Although it was 25 times greater than the school’s annual budget, trustees immediately approved Wilson’s request for $12.5 million to beef up the University when he became president. Academic programs were created or recreated, and the school’s administrative structure revamped. Wilson’s energy and political independence captured the imagination of voters in New Jersey who elected him governor in 1910. The presidency of the United States followed in short order and, as Berg notes, “he came to the White House with a short resume: president of Princeton and two years as governor of New Jersey.”

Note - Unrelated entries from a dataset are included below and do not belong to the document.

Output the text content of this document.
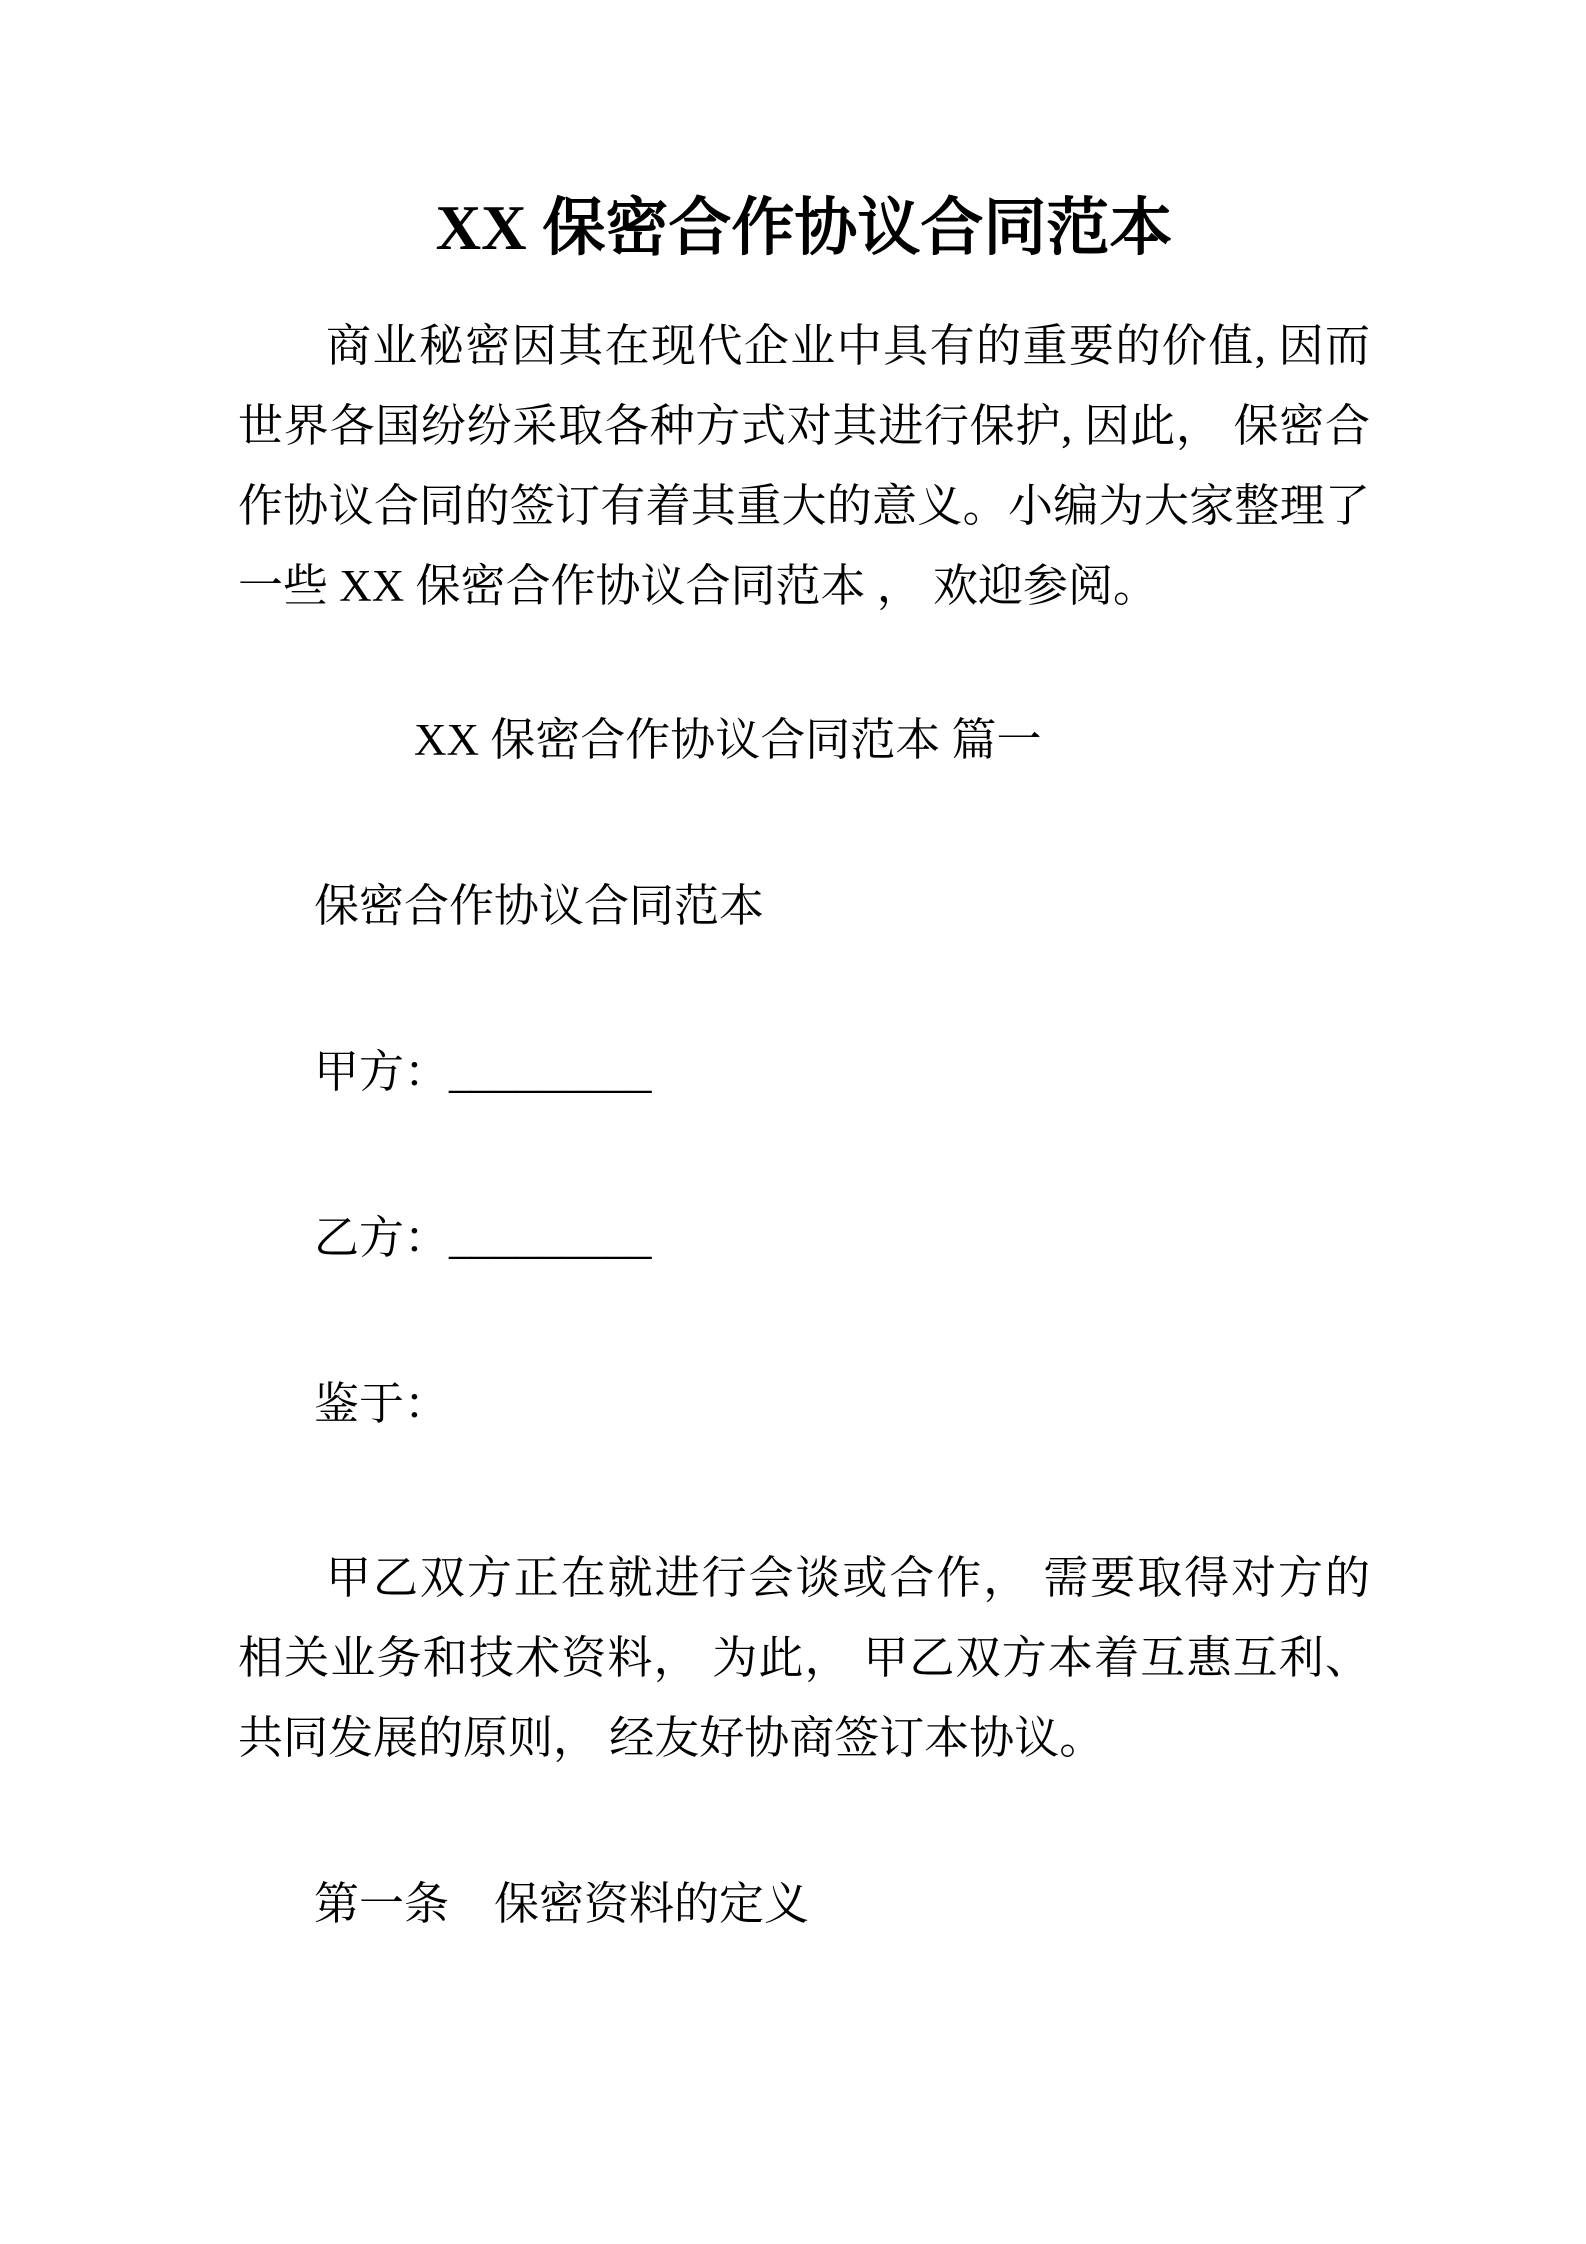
XX 保密合作协议合同范本

商业秘密因其在现代企业中具有的重要的价值, 因而世界各国纷纷采取各种方式对其进行保护, 因此， 保密合作协议合同的签订有着其重大的意义。小编为大家整理了一些 XX 保密合作协议合同范本 ， 欢迎参阅。

XX 保密合作协议合同范本 篇一

保密合作协议合同范本

甲方：_________

乙方：_________

鉴于：

甲乙双方正在就进行会谈或合作， 需要取得对方的相关业务和技术资料， 为此， 甲乙双方本着互惠互利、 共同发展的原则， 经友好协商签订本协议。

第一条　保密资料的定义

The University marked the 100th anniversary of Wilson’s election to the White House with an exhibition in the Firestone Library that included material drawn from the University Archives and the Public Policy Collection along with rare Wilson memorabilia loaned by Anthony W. Atkiss, a member of Princeton’s class of 1961.

PRESIDENCY

“Since his death, no president has had a reputation with more ups and downs than his,” another Wilson biographer, John Milton Cooper, Jr., has observed. There are differences of opinion over his reluctance to enter World War I, and uncertainties about whether or not it was the right thing to do when he finally did it in 1917. A list of his domestic achievements, like the creation of the Federal Reserve, the income tax, and passage of anti-trust legislation is particularly impressive. He was the first president to name a Jew (Louis Brandeis) to the Supreme Court, but his administration’s race relations, as Cooper notes, were “sorry,” and included an attempt to segregate Federal offices. Berg concurs. “He was more of an idealist than I thought, but also more of a Southern racist, and more suppressive of dissent, going after [Socialist presidential candidate and pacifist Eugene V.] Debs the way he did.”

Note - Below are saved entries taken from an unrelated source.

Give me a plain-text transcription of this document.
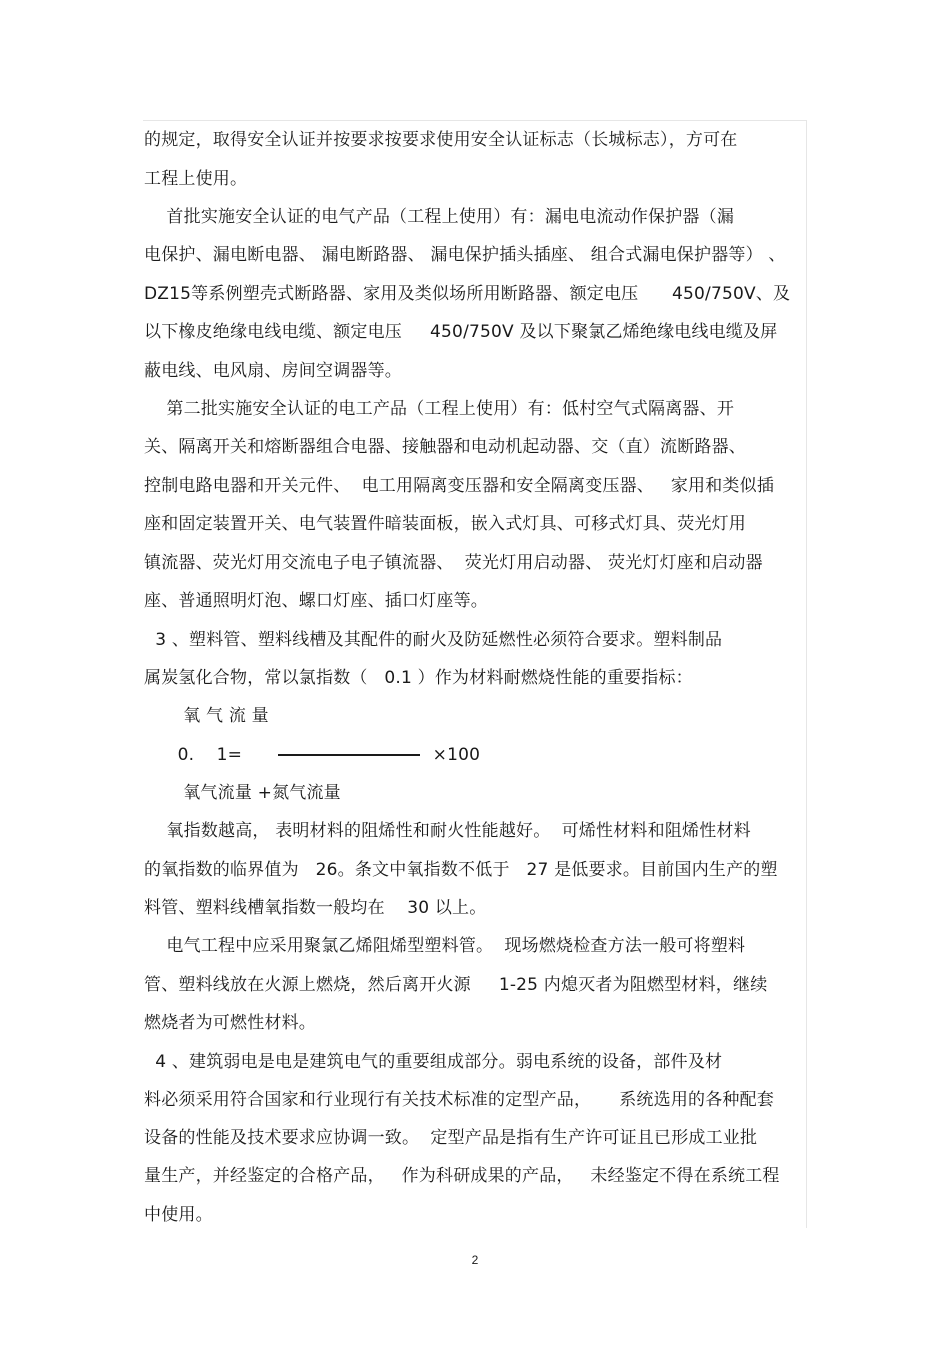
的规定，取得安全认证并按要求按要求使用安全认证标志（长城标志），方可在
工程上使用。
首批实施安全认证的电气产品（工程上使用）有：漏电电流动作保护器（漏
电保护、漏电断电器、 漏电断路器、 漏电保护插头插座、 组合式漏电保护器等） 、
DZ15等系例塑壳式断路器、家用及类似场所用断路器、额定电压      450/750V、及
以下橡皮绝缘电线电缆、额定电压     450/750V 及以下聚氯乙烯绝缘电线电缆及屏
蔽电线、电风扇、房间空调器等。
第二批实施安全认证的电工产品（工程上使用）有：低村空气式隔离器、开
关、隔离开关和熔断器组合电器、接触器和电动机起动器、交（直）流断路器、
控制电路电器和开关元件、  电工用隔离变压器和安全隔离变压器、   家用和类似插
座和固定装置开关、电气装置件暗装面板，嵌入式灯具、可移式灯具、荧光灯用
镇流器、荧光灯用交流电子电子镇流器、  荧光灯用启动器、 荧光灯灯座和启动器
座、普通照明灯泡、螺口灯座、插口灯座等。
3 、塑料管、塑料线槽及其配件的耐火及防延燃性必须符合要求。塑料制品
属炭氢化合物，常以氯指数（   0.1 ）作为材料耐燃烧性能的重要指标：
氧 气 流 量
0.    1=                                  ×100
氧气流量 +氮气流量
氧指数越高， 表明材料的阻烯性和耐火性能越好。  可烯性材料和阻烯性材料
的氧指数的临界值为   26。条文中氧指数不低于   27 是低要求。目前国内生产的塑
料管、塑料线槽氧指数一般均在    30 以上。
电气工程中应采用聚氯乙烯阻烯型塑料管。  现场燃烧检查方法一般可将塑料
管、塑料线放在火源上燃烧，然后离开火源     1-25 内熄灭者为阻燃型材料，继续
燃烧者为可燃性材料。
4 、建筑弱电是电是建筑电气的重要组成部分。弱电系统的设备，部件及材
料必须采用符合国家和行业现行有关技术标准的定型产品，     系统选用的各种配套
设备的性能及技术要求应协调一致。  定型产品是指有生产许可证且已形成工业批
量生产，并经鉴定的合格产品，   作为科研成果的产品，   未经鉴定不得在系统工程
中使用。
2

Surely Wilson’s most profound series of ups and downs occurred in the years immediately following World War I. In his January 1918 Fourteen Points address, Wilson described a kind of humane “peace without victory” that appealed to both Americans and Europeans. He was the first president to go abroad, and his arrival in Paris was greeted by throngs of wildly appreciative citizens. (Cue the extras; this scene has Oscar written all over it and is a sure bet for DiCaprio’s Wilson.) Disappointed by having to compromise with British, French, and Italian allies, Wilson’s plan for a League of Nations didn’t fare well with Congress when he returned home. A planned nationwide railroad campaign to take his proposals to the people had to be aborted when Wilson fell ill. The final blow was a stroke that occurred within days of his return to Washington.

“SAVIOR OF THE WORLD?”

“The pathos of his life was more intense than I had imagined,” reports Berg. “Late in his administration, after his stroke, he sits in the East Room watching the documentary footage of his [triumphal 1919] arrival in Paris, and then he gets up and limps out of the room. It was just months earlier, and here was the ‘savior of the world’ now just this completely broken man, physically, mentally, emotionally. “When I started the book, I thought he was charmingly uncompromising,” recalls Berg. Later, Berg was struck by Wilson’s “incredible obstinacy,” a byproduct of staunch religious and moral values. “In the end I realized he shot himself in the foot, or worse, he stabbed himself in the heart.”

The 63-year old author, whose previous books include a National Book Award winning biography of editor Max Perkins; a Pulitzer Prize-winning book about Charles Lindbergh; and a bestseller about Katherine Hepburn, continued to be inspired by Wilson, however. The resulting book has elicited some rave reviews, like one from The Washington News: “[it] succeeds magnificently in elucidating Woodrow Wilson the man. Quietly, methodically, intuitively, the author examines almost every aspect of his subject’s life, from the religious to the sexual and almost everything in between.” Los Angeles Times described Berg as a “a one-man band of research and writing.”

“I don’t think of Wilson as messianic, but he was definitely a martyr,” concludes Berg. “He truly did feel he owed it to those who gave their lives. I’m inclined to think Wilson is the most passionate man who ever inhabited the White House.”